Brenton Caldwell, Viola
Since beginning viola studies at the age of 12, Brenton Caldwell has performed on three continents. He has appeared as a soloist with the Curtis and Banff chamber ensembles and the East Texas Symphony Orchestra. A dedicated chamber musician, Brenton has performed alongside artists such as Roberto Díaz, Gary Graffman, Ida Kavafian, Menahem Pressler, and Steven Tenenbom. Festival appearances include Banff, Verbier, Angel Fire, Ravinia, Music@Menlo, Tanglewood, and the Amelia Island Chamber Music Festival. With an ardent devotion to education, Mr. Caldwell has participated in numerous outreach projects and served as teaching assistant to his longtime mentor Karen Tuttle. Other major influences include Susan Dubois, Jeffrey Irvine, Lynne Ramsey, Roberto Díaz, Misha Amory, and Pamela Frank. A native of Tyler, Texas, Brenton is a graduate of the Cleveland and Curtis institutes of music. As part of his fellowship program, Brenton teaches in Queens, at PS 62.

Claire Bryant, Cello
Cellist Claire Bryant has appeared as a soloist with the Kuopion Orchestieri of Finland, the National Symphony of Honduras in Tegucigalpa, the San Francisco Conservatory Orchestra, and the South Carolina Philharmonic Orchestra. An active chamber musician, she has collaborated with Donald Weilerstein, the Peabody Trio, Roger Tapping, Maria Lambros, and members of the St. Lawrence, Orion, Mendelssohn, and Pacifica string quartets. She is a founding member of the TETRAS Quartet, a string quartet dedicated to the study, performance, and promotion of repertoire of the 20th and 21st centuries.
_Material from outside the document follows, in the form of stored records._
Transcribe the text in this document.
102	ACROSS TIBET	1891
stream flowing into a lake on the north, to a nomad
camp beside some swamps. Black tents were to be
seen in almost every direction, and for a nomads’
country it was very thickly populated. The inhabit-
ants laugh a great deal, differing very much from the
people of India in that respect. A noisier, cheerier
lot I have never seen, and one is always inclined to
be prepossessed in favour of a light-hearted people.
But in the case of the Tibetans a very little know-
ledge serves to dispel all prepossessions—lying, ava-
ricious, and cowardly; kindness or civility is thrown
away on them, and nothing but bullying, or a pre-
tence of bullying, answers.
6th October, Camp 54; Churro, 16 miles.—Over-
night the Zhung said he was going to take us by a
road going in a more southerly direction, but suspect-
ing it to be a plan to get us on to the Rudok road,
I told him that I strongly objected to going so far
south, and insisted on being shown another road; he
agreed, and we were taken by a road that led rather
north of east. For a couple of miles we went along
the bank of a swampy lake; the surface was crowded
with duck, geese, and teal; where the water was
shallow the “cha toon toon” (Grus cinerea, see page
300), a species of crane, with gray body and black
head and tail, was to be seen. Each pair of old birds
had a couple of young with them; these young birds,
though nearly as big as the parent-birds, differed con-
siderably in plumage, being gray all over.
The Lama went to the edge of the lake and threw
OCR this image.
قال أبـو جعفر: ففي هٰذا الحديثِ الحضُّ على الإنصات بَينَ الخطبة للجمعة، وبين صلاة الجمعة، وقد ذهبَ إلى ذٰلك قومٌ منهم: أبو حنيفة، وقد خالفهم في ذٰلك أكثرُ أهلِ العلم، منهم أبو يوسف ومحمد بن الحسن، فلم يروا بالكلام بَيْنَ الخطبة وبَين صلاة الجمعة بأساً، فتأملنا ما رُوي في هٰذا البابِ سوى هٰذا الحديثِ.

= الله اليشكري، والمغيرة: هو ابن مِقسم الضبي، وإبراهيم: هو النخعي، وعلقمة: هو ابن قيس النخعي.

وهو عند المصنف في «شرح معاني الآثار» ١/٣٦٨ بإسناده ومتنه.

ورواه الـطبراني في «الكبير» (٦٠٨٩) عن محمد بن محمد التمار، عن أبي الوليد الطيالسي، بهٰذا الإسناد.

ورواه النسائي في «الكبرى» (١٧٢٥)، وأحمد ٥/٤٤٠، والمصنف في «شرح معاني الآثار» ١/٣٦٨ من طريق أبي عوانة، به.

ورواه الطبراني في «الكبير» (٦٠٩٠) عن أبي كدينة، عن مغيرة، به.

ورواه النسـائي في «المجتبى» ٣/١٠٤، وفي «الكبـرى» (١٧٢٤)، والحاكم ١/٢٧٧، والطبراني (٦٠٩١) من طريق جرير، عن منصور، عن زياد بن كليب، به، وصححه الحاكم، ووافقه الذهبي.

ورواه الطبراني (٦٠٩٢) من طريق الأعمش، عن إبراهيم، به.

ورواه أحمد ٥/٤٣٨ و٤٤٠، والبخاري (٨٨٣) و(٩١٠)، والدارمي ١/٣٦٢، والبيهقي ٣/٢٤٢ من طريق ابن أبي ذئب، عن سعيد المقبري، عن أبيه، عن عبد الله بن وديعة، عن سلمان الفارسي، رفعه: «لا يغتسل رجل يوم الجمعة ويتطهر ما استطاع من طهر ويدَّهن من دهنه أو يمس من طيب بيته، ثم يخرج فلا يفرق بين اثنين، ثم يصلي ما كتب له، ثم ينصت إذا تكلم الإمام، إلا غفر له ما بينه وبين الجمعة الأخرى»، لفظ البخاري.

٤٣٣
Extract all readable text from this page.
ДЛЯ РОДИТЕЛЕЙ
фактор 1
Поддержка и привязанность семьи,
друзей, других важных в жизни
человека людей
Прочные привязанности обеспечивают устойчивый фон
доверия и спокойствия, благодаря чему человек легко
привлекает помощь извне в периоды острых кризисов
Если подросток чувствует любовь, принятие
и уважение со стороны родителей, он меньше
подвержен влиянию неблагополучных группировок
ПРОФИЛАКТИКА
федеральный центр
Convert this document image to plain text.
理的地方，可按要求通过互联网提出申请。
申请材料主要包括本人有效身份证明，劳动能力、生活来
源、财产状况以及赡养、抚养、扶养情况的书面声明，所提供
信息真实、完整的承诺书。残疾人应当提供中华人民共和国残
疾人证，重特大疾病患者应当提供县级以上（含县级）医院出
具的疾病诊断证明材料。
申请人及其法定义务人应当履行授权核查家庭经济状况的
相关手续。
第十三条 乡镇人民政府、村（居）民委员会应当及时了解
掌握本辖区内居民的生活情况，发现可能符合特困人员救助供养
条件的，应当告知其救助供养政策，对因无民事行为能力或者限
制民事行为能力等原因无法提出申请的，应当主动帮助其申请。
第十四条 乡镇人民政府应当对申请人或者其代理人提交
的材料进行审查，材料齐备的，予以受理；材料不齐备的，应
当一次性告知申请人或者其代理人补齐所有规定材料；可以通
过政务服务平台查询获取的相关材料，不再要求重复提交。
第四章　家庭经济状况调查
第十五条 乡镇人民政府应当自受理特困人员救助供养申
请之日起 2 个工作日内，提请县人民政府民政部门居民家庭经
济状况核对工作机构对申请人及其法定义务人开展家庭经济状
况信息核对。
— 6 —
She is the founder, producer, and artistic director of the acclaimed chamber music series With Strings Attached, which has raised over $10,000 for arts education in her native state of South Carolina. Claire received her Bachelor of Music degree from the San Francisco Conservatory of Music and her Master of Music degree from The Juilliard School. As part of her fellowship program, Claire teaches in the Bronx at the Grove Hill School, PS 157X.

Caitlin Sullivan, Cello
Cellist Caitlin Sullivan is gaining widespread recognition as a solo, chamber, and orchestral musician. She is a winner of numerous prizes and awards, and has performed extensively with groups as diverse as the Argento New Music Project and Symphonic Eurythmy, and in venues ranging from Trinity Church to Jazz at Lincoln Center. As a winner of the 2006 Artists International Audition, Ms. Sullivan gave her Carnegie Hall recital debut last December. Committed to outreach and music education, Ms. Sullivan has been a Teaching Artist for the Chamber Music Society of Lincoln Center and a faculty member of the Belvoir Terrace summer performing arts camp in Lenox, Massachusetts; she has also taught in the Pre-College Division of The Juilliard School. Ms. Sullivan received her bachelor’s degree from the Eastman School of Music, where she studied with Steven Doane, and her master’s degree from The Juilliard School, where she studied with Timothy Eddy. As part of her fellowship program, Caitlin teaches in Manhattan, at PS 153.